Dzisiaj pod lupę bierzemy parę EURCHF.
Analizę rozpoczynamy od interwału tygodniowego, który mimo dalszego bardzo silnego wpływu styczniowych spadków na obraz Ichimoku, nie jest wcale nudny. W zeszłym tygodniu cena drugi raz trafiła w rejony 50% zniesienia wspomnianej ogromnej spadkowej świecy i po raz kolejny podaż mocno weszła do gry. Zamknięcie tygodnia nastąpiło pod zniesieniem i od tej pory na walucie królują niedźwiedzie. Kolejnym aspektem, w którym podaż ma uzasadnienie jest odbicie od spadkowej chmury z bardzo płaskim Senkou Span B. Jeśli spadki będą kontynuowane to kolejnym celem minimum dla podaży są okolice linii Kijun Sen czyli poziom 1.06. W przypadku dalszych spadków, kolejnym znaczącym poziomem będzie 1.03. Z drugiej strony jeśli dojdzie do mobilizacji byków, sygnałem żegnającym na jakiś czas podaż będzie wybicie i potwierdzenie chmury.
Na interwale dziennym obowiązuje dalej trend wzrostowy, jednak po negacji przebicia wspomnianego zniesienia, cena wykonuje korektę, która powinna mieć zasięg przynajmniej do linii Kijun Sen.

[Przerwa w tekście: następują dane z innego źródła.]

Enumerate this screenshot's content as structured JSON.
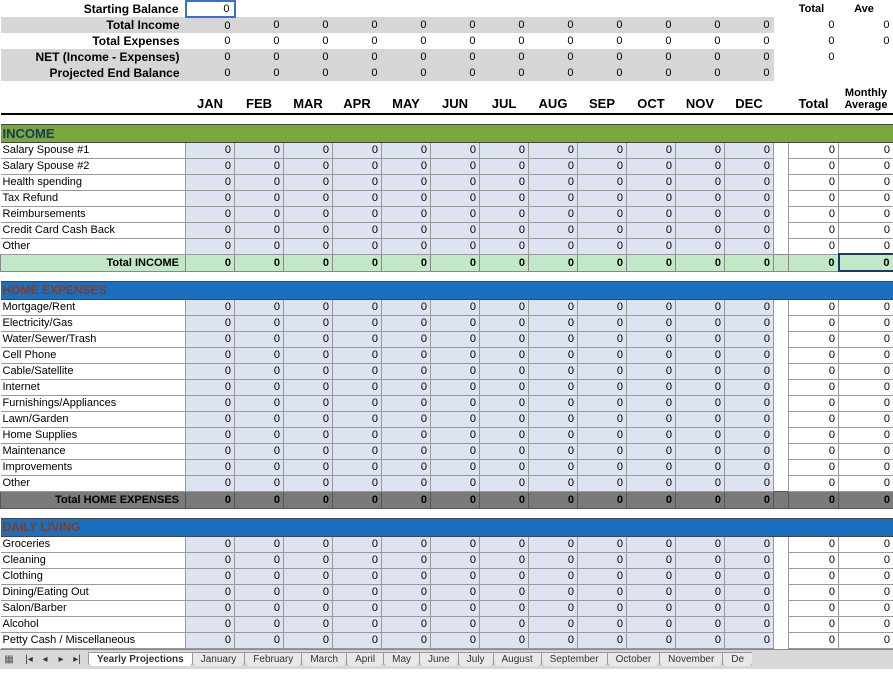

Są to również okolice 1.07-1.068, w których cena wykonała w lipcu korektę przed kolejnym wzrostem o wartości ponad 400 pipów. W tych rejonach możemy się spodziewać reakcji popytu i w zależności od niej będzie można wyciągać kolejne wnioski co do kontynuacji trendu wzrostowego czy też powiększenia korekty i stałej zmiany tendencji na spadkową.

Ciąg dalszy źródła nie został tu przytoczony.